A bonus feature is a 20-minute-or-so collection of Joan film trailers, with a little voiceover commentary. (Bette also has her own collection, which I haven't watched yet.) I'd already seen 90% of this footage in other places, like the TCM and A&E Joan docs. What is truly outrageous in this section, though, is the highly idiotic and outlandish claim in the voiceover that after 1953's Torch Song, Joan took a 9-year hiatus from feature films until Baby Jane!!!! I understand that the company releasing this DVD most likely just didn't have rights to show clips from any of the films in between (Johnny Guitar, Female on the Beach, Queen Bee, Autumn Leaves, Esther Costello, Best of Everything), but... if that's the case, then just don't say anything at all rather than making the outright incorrect claim that Joan didn't do a single film in those 9 years! I had to rewind to make sure I'd heard correctly, I was so shocked!
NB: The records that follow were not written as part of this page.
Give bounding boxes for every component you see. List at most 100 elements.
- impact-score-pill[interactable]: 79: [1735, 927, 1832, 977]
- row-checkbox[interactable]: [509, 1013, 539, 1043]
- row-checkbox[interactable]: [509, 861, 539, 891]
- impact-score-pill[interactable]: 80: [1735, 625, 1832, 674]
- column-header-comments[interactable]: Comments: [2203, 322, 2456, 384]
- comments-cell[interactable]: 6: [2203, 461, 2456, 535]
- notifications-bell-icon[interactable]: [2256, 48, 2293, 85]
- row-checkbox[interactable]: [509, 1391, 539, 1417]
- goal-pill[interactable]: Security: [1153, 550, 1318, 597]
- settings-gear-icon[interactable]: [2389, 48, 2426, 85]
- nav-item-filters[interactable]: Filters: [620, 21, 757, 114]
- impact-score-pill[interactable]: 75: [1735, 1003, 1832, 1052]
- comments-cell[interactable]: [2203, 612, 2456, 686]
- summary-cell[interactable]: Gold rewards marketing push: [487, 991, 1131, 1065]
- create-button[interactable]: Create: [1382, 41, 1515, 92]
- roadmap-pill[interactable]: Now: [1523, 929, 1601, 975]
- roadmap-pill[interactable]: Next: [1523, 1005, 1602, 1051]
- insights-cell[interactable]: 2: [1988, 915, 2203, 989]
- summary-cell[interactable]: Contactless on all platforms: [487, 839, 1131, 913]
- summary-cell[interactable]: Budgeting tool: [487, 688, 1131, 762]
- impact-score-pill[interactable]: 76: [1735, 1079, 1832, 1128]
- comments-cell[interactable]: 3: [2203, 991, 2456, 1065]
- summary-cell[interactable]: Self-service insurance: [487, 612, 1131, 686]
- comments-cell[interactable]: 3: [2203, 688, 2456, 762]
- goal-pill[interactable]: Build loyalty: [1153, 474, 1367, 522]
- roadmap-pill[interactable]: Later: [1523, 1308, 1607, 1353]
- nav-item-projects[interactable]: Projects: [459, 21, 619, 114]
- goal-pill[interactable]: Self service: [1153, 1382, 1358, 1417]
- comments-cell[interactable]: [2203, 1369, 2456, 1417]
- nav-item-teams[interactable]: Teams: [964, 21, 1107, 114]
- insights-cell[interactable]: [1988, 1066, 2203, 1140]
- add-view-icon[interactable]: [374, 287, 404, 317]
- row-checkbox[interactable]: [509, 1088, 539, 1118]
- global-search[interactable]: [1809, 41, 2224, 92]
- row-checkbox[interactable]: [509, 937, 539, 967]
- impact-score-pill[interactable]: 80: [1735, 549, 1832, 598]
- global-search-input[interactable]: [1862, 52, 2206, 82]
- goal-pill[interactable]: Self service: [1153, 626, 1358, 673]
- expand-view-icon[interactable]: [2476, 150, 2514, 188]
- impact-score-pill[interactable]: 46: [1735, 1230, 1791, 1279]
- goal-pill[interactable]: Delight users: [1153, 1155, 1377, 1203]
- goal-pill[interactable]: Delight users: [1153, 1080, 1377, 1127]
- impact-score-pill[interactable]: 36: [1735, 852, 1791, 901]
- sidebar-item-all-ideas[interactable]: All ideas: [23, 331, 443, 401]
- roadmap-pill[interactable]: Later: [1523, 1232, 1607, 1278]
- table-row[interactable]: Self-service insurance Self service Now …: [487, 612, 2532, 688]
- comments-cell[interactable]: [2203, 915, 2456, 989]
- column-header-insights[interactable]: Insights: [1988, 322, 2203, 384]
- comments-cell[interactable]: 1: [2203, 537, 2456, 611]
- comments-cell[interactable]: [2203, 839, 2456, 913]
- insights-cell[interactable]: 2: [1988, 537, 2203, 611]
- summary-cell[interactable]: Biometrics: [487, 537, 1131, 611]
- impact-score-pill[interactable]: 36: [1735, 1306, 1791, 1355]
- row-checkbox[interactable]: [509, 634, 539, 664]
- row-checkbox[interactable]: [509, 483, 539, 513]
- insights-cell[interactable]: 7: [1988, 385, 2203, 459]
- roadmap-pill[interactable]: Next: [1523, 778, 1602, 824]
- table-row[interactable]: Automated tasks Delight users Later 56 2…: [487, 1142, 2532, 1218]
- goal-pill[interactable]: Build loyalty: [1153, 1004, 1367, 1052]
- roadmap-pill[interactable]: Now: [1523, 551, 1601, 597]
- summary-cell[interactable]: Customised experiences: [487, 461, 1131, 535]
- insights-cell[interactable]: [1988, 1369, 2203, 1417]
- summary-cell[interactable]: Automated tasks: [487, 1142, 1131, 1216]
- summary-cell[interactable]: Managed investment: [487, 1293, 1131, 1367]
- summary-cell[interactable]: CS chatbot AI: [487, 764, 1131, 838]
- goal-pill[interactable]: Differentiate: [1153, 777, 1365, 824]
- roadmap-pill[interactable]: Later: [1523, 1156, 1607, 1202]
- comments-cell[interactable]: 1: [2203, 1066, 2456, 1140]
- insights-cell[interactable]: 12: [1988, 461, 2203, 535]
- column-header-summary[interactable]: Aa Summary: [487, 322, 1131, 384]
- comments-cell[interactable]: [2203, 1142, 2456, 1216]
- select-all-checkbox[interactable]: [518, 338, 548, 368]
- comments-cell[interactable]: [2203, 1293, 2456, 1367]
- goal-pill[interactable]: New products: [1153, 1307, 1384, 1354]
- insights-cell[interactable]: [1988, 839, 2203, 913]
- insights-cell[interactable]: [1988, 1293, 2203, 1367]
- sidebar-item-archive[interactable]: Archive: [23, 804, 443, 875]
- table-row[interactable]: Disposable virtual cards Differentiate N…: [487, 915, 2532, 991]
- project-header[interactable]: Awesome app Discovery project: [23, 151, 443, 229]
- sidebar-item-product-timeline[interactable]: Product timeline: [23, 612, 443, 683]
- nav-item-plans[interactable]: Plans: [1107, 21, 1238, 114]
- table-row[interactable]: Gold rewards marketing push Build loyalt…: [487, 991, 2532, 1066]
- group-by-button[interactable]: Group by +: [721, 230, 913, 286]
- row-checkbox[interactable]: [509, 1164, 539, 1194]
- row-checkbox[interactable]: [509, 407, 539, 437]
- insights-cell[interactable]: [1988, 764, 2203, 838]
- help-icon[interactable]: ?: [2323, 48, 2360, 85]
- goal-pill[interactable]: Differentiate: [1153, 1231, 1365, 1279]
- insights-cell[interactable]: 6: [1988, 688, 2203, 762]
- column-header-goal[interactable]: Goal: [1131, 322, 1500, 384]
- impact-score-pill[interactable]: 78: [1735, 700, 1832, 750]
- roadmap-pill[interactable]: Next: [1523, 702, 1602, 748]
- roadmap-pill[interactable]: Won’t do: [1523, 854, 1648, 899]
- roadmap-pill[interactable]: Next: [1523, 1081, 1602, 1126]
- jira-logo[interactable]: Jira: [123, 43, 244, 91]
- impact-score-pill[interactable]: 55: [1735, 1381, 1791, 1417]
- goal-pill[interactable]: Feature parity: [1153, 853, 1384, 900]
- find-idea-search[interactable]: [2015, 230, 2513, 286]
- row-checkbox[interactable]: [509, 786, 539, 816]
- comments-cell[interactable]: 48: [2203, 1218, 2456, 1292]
Overall, I gave this doc two stars rather than one just because there are probably folks out there who are fairly new to Joan and/or Bette and for those viewers it's a relatively harmless generic introduction. And the clips are interesting if one hasn't seen them already. (Plus it's priced at a discount rate of $9.98.) But for mid-level or higher Joan-n-Bette fans, there's hardly anything at all that's fresh or new here. For these fans, unless you simply must have every single Joan thing in your personal collection, you can probably skip this DVD.